Все деньги, которые я украла у своей семьи, постепенно перечисляются в Швейцарскую клинику, где она сейчас находится. Как только я исчезла, именно туда я и отправилась — перевезла ее в Швейцарию из маленького городка на западе России. Из маленького городка, куда ее выслали вскоре после смерти моей матери.

Я плакала, умоляла и даже просила о помощи, но никто меня не услышал. Более того, меня за это отчитали, потому что мы не можем демонстрировать слабость и уж точно не должны умолять тех, кто ниже нас.

Тогда я решила взять все в свои руки.

Мне потребовались годы, чтобы найти ее, и я до сих пор не воссоединилась с ней официально. На самом деле, сейчас она меня почти не помнит, но это нормально.

Она защищала меня, когда я была маленькой, и я буду делать то же самое теперь, когда она стара.

— Да, — говорю я бодрым тоном. — Она ушла.

— Хорошо. Хорошо. Я всегда говорила ей, что он не подходит ни ей, ни тебе, но София была слишком напугана и всегда вздрагивала, как только он входил. Она должна была попросить помощи у твоего отца, но она была такой упрямой и говорила, что твой отец может быть еще хуже.

— Он не такой. — я тяжело дышу в трубку телефона, образуя на экране капли пота.

— Верно? То, что он ведет такой образ жизни, не означает, что он не позаботится о вас обеих. Я еще поговорю с ней, когда увижу ее.

— Ее... нет, Бабушка.

Ее нет?

— Да. Ее больше нет с нами. Она умерла пятнадцать лет назад.

— Нет... это неправда... Я разговаривала с ней только вчера, когда делала тебе прическу...

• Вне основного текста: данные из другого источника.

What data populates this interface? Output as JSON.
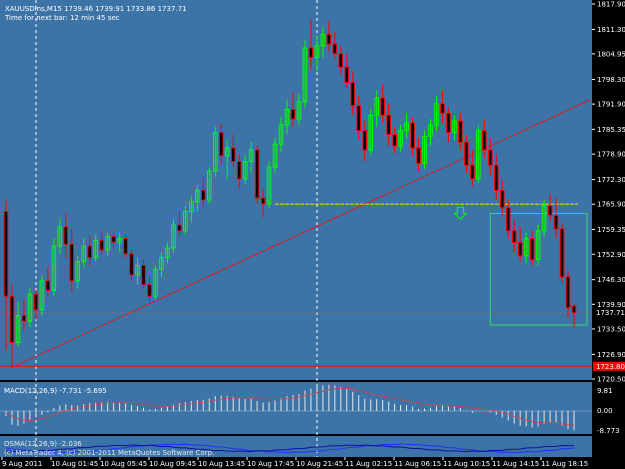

С другой стороны, раздается шарканье, прежде чем до меня доносится голос медсестры. Она говорит по-английски.

— Она немного устала.

— С ней все в порядке?

— Не волнуйтесь. Такие эпизоды частое явление в случаях, подобных ее, но скоро с ней будет в порядке. Она все время спрашивает о вас.

Чувство вины затягивается петлей на шее. Я должна быть с ней, но не могу. Если они найдут меня с ней, то обвинят ее во всем восстании, которое я затеяла в одиночку.

На этот раз они позаботятся о том, чтобы покончить с ее жизнью. И у меня на глазах, чтобы я усвоила, что никогда не стоит связываться с системой.

Я вешаю трубку, сказав медсестре, чтобы она позвонила мне, если что-то случится. Мне требуется несколько секунд, дабы собраться с мыслями, протереть глаза и перестать погружаться в воспоминания о прошлом.

Затем, как я делаю во время каждого обеденного перерыва, я поднимаюсь на лифте на этаж, где находятся офисы партнеров.

Прошла неделя с тех пор, как я пришла в В&Ш и была поймана Ноксом. Любой другой человек сделал бы все возможное, чтобы держаться на расстоянии. Но не я.

В моей семье было много всего, но беспечность не входила в их число. Я рано поняла, что лучший способ победить врага — узнать о нем как можно больше.

Их ежедневные привычки, их утренние и даже ночные процедуры. Именно там кроются их слабости.

В привычках. В рутине.

Вот почему я взломала его компьютер, телефон и GPS в машине. Что? Мне нужно знать, чем он занимается в любое другое время. И да, это может звучать немного по-сталкерски, но он первым подшутил надо мной. Он первый пригрозил мне.

Никто не угрожает мне и не выходит сухим из воды. Никто.

Я качаю головой. Сейчас я действительно похожа на них, хотя я сделала все возможное, чтобы находиться от них, как можно дальше.